The ongoing offensive will centre on Labour's difficulty in answering the so-called "West Lothian" question - Scottish and Welsh MPs voting on English issues - and will continue to gnaw away at whether the number of Scottish and Welsh members at Westminster would have to decline.

It follows the claim by Michael Howard, the Home Secretary, on BBC1's Question Time this week that Labour planned to throw away Britain's sovereignty and play into the hands of pro-European federalists.

George Robertson, Labour spokesman on Scottish affairs, hit back, exploiting the Government's setback in yesterday's Gallup/Daily Telegraph poll which showed 51 per cent of electors supporting a Scottish parliament.

The poll showed the Tories were "seriously out of touch", he said, while John Major's "over-the-top" message was counter-productive. "This government is so discredited that if they oppose something the people automatically know it must be right.

"They say the Union will be defended with every fibre but are involved in reshaping Northern Ireland. They call devolution plans `teenage madness' and `the most dangerous proposition ever' but have ex-prime ministers and present cabinet ministers on the record advocating similar devolutionary change.''

But one of these, Malcolm Rifkind, Secretary of State for Defence, joined in yesterday's Tory onslaught, saying Labour was "well aware that England could not tolerate Scottish and Welsh MPs voting on English issues at Westminster when comparable Scottishand Welsh issues had been transferred to Edinburgh and Cardiff, but they refuse to admit it"

He went on: "The logical choice is the same today as it was in the 1970s. Britain can continue to be a unitary state; alternatively there could be a federal structure for the whole of the UK; or the Union could be terminated. Instead of any of these theyhave proposed the most foolish and unworkable structure of all.''

John Redwood, Secretary of State for Wales, Stephen Dorrell, Secretary of State for National Heritage, Viscount Cranborne, Leader of the Lords, Gerry Malone, the Health Minister and even Lord Mackay of Ardbrecknish, a social security minister not noted for making political speeches, joined in the fray.

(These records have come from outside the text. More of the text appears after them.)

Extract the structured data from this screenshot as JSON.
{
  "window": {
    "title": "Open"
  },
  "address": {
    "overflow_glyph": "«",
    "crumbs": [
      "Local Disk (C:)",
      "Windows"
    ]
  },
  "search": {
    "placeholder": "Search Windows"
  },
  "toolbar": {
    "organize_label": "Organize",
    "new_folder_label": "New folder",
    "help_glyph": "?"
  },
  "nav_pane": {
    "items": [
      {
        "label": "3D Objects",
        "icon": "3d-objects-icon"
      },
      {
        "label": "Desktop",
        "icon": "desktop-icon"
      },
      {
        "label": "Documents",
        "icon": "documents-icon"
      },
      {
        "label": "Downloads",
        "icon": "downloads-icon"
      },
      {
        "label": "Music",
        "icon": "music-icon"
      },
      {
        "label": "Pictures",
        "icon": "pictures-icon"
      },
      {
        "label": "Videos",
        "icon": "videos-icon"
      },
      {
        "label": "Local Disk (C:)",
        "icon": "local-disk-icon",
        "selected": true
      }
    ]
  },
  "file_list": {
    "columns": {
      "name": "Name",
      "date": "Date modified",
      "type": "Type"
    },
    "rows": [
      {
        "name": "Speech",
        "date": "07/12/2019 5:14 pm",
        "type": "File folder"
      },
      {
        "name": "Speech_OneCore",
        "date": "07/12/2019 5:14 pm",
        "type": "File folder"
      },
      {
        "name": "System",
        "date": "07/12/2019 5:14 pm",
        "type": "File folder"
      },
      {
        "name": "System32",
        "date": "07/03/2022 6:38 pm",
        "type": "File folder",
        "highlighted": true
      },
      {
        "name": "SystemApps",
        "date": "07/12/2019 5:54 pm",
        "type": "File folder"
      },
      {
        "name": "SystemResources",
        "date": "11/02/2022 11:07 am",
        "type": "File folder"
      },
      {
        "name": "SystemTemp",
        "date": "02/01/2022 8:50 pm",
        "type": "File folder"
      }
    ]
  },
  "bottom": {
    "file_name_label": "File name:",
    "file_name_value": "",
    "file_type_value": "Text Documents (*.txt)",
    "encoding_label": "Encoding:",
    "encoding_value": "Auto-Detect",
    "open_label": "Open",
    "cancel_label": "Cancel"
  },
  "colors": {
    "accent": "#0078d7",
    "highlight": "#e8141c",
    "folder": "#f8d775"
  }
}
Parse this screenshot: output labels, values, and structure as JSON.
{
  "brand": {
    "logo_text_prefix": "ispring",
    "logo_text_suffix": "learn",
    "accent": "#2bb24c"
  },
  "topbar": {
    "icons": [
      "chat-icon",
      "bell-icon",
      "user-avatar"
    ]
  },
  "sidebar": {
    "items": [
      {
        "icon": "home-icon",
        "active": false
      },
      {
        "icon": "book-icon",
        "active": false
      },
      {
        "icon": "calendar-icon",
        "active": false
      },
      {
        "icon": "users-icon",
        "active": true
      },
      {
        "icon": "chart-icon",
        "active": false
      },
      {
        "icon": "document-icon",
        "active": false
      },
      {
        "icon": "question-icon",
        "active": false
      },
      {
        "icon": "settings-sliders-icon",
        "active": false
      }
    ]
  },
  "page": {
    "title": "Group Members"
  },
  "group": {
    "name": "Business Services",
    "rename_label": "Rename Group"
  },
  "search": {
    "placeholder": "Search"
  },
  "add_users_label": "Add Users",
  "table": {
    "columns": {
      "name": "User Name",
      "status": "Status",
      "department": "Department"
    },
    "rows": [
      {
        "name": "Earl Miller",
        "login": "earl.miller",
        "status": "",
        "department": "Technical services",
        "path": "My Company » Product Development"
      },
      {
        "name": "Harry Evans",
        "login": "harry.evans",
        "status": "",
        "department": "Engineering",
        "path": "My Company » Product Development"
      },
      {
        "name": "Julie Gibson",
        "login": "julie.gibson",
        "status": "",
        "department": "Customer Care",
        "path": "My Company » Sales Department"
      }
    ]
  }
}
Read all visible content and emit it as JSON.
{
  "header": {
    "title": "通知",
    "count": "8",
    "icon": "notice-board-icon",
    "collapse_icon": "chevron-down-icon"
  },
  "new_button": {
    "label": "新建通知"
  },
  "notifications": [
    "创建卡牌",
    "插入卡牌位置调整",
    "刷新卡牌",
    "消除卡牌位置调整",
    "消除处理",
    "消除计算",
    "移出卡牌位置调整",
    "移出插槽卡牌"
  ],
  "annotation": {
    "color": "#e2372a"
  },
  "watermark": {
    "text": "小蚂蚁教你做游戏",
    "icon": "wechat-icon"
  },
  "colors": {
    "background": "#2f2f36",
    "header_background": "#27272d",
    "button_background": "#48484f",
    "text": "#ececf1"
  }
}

Mr Redwood fastened on Labour ambivalence over the structure for England and demanded to know whether it would extend regional government to all its regions.

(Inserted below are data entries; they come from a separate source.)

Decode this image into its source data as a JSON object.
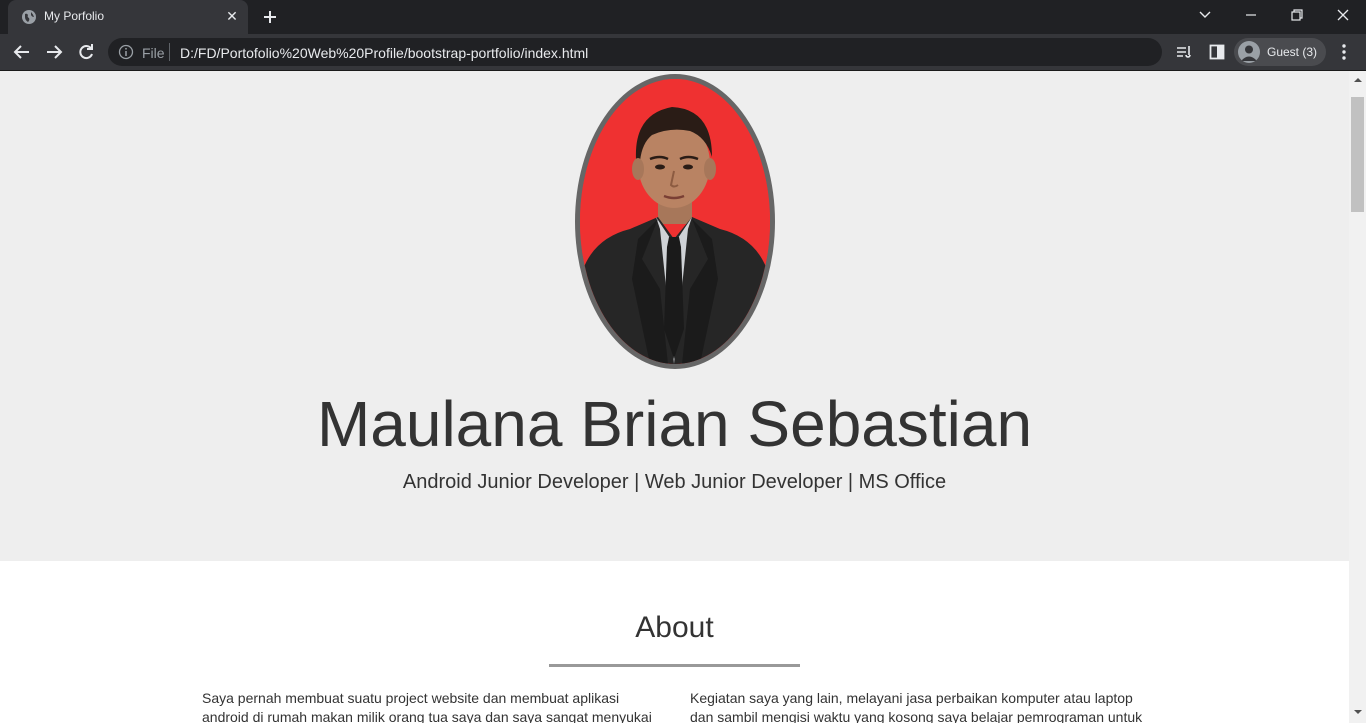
{
  "browser": {
    "tab_title": "My Porfolio",
    "address_scheme": "File",
    "address_url": "D:/FD/Portofolio%20Web%20Profile/bootstrap-portfolio/index.html",
    "profile_label": "Guest (3)"
  },
  "hero": {
    "name": "Maulana Brian Sebastian",
    "tagline": "Android Junior Developer | Web Junior Developer | MS Office"
  },
  "about": {
    "title": "About",
    "left_text": "Saya pernah membuat suatu project website dan membuat aplikasi android di rumah makan milik orang tua saya dan saya sangat menyukai",
    "right_text": "Kegiatan saya yang lain, melayani jasa perbaikan komputer atau laptop dan sambil mengisi waktu yang kosong saya belajar pemrograman untuk"
  },
  "colors": {
    "hero_bg": "#eeeeee",
    "text": "#333333",
    "photo_border": "#666666",
    "photo_bg": "#ef3131"
  },
  "icons": [
    "globe-icon",
    "close-icon",
    "plus-icon",
    "chevron-down-icon",
    "minimize-icon",
    "restore-icon",
    "window-close-icon",
    "back-arrow-icon",
    "forward-arrow-icon",
    "reload-icon",
    "info-icon",
    "reading-list-icon",
    "side-panel-icon",
    "avatar-icon",
    "kebab-menu-icon"
  ]
}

"How can, say, North-east England have a regional assembly and other parts of England not? Would North-east England's MPs be able to vote on southern English issues?''

Viscount Cranborne said: "If Scotland deserves a half parliament with tax-raising powers, why does Wales, this ancient and proud principality, not deserve one as well?

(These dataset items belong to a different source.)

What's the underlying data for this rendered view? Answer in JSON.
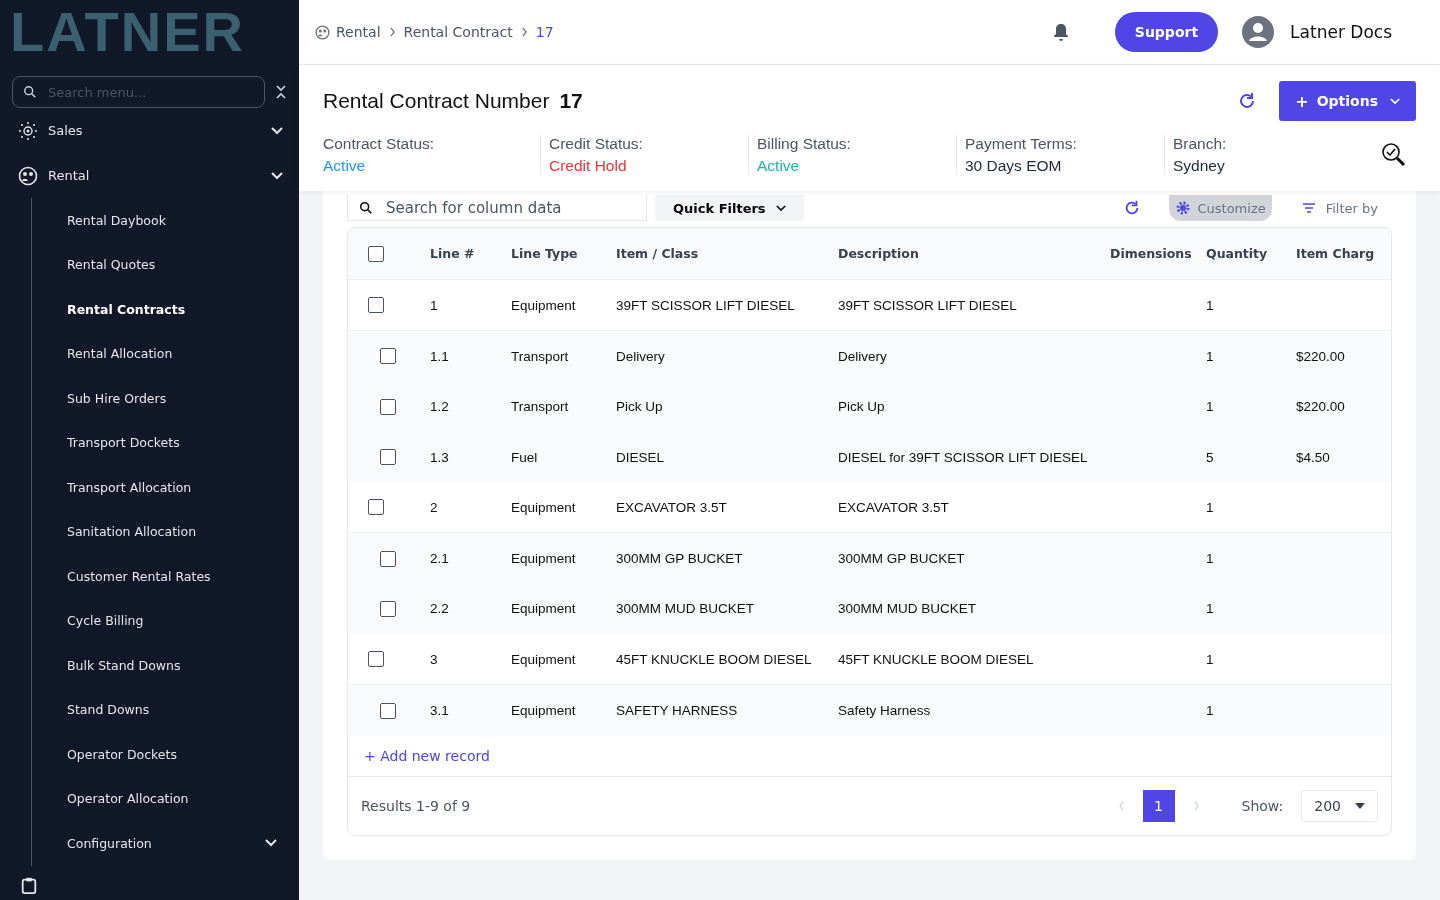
{
  "logo": "LATNER",
  "sidebar": {
    "search_placeholder": "Search menu...",
    "sections": [
      {
        "label": "Sales"
      },
      {
        "label": "Rental",
        "children": [
          {
            "label": "Rental Daybook",
            "selected": false
          },
          {
            "label": "Rental Quotes",
            "selected": false
          },
          {
            "label": "Rental Contracts",
            "selected": true
          },
          {
            "label": "Rental Allocation",
            "selected": false
          },
          {
            "label": "Sub Hire Orders",
            "selected": false
          },
          {
            "label": "Transport Dockets",
            "selected": false
          },
          {
            "label": "Transport Allocation",
            "selected": false
          },
          {
            "label": "Sanitation Allocation",
            "selected": false
          },
          {
            "label": "Customer Rental Rates",
            "selected": false
          },
          {
            "label": "Cycle Billing",
            "selected": false
          },
          {
            "label": "Bulk Stand Downs",
            "selected": false
          },
          {
            "label": "Stand Downs",
            "selected": false
          },
          {
            "label": "Operator Dockets",
            "selected": false
          },
          {
            "label": "Operator Allocation",
            "selected": false
          },
          {
            "label": "Configuration",
            "selected": false,
            "has_submenu": true
          }
        ]
      }
    ]
  },
  "breadcrumb": [
    "Rental",
    "Rental Contract",
    "17"
  ],
  "topbar": {
    "support": "Support",
    "user": "Latner Docs"
  },
  "header": {
    "title": "Rental Contract Number",
    "number": "17",
    "options_icon": "+",
    "options": "Options",
    "statuses": [
      {
        "label": "Contract Status:",
        "value": "Active",
        "color": "#2196f3"
      },
      {
        "label": "Credit Status:",
        "value": "Credit Hold",
        "color": "#e53935"
      },
      {
        "label": "Billing Status:",
        "value": "Active",
        "color": "#14b8a6"
      },
      {
        "label": "Payment Terms:",
        "value": "30 Days EOM",
        "color": "#1f2937"
      },
      {
        "label": "Branch:",
        "value": "Sydney",
        "color": "#1f2937"
      }
    ]
  },
  "toolbar": {
    "search_placeholder": "Search for column data",
    "quick_filters": "Quick Filters",
    "customize": "Customize",
    "filter_by": "Filter by"
  },
  "table": {
    "all_checked": false,
    "columns": [
      "Line #",
      "Line Type",
      "Item / Class",
      "Description",
      "Dimensions",
      "Quantity",
      "Item Charg"
    ],
    "rows": [
      {
        "kind": "parent",
        "checked": false,
        "cells": [
          "1",
          "Equipment",
          "39FT SCISSOR LIFT DIESEL",
          "39FT SCISSOR LIFT DIESEL",
          "",
          "1",
          ""
        ]
      },
      {
        "kind": "child",
        "checked": false,
        "cells": [
          "1.1",
          "Transport",
          "Delivery",
          "Delivery",
          "",
          "1",
          "$220.00"
        ]
      },
      {
        "kind": "child",
        "checked": false,
        "cells": [
          "1.2",
          "Transport",
          "Pick Up",
          "Pick Up",
          "",
          "1",
          "$220.00"
        ]
      },
      {
        "kind": "child",
        "checked": false,
        "cells": [
          "1.3",
          "Fuel",
          "DIESEL",
          "DIESEL for 39FT SCISSOR LIFT DIESEL",
          "",
          "5",
          "$4.50"
        ]
      },
      {
        "kind": "parent",
        "checked": false,
        "cells": [
          "2",
          "Equipment",
          "EXCAVATOR 3.5T",
          "EXCAVATOR 3.5T",
          "",
          "1",
          ""
        ]
      },
      {
        "kind": "child",
        "checked": false,
        "cells": [
          "2.1",
          "Equipment",
          "300MM GP BUCKET",
          "300MM GP BUCKET",
          "",
          "1",
          ""
        ]
      },
      {
        "kind": "child",
        "checked": false,
        "cells": [
          "2.2",
          "Equipment",
          "300MM MUD BUCKET",
          "300MM MUD BUCKET",
          "",
          "1",
          ""
        ]
      },
      {
        "kind": "parent",
        "checked": false,
        "cells": [
          "3",
          "Equipment",
          "45FT KNUCKLE BOOM DIESEL",
          "45FT KNUCKLE BOOM DIESEL",
          "",
          "1",
          ""
        ]
      },
      {
        "kind": "child",
        "checked": false,
        "cells": [
          "3.1",
          "Equipment",
          "SAFETY HARNESS",
          "Safety Harness",
          "",
          "1",
          ""
        ]
      }
    ],
    "add_record": "+ Add new record"
  },
  "footer": {
    "results": "Results 1-9 of 9",
    "pages": [
      {
        "label": "1",
        "selected": true
      }
    ],
    "show_label": "Show:",
    "page_size": "200"
  }
}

And what have the regions of England done to deserve their own parliaments with a measure of devolved legislative power?'' Gordon Brown, the shadow Chancellor, said on Thursday that Jack Straw, Labour spokesman on home affairs, would be producing a paperon regional government in England.

There are strong indications that shadow ministers are moving away from their rigid pre-general election commitment to a "regional tier of government" in England to match devolution in Wales and Scotland.

Instead they are looking more to a flexible and more voluntarist system of regional and local democracy to cover services like education and health, and to co-ordinate economic issues like inward investment.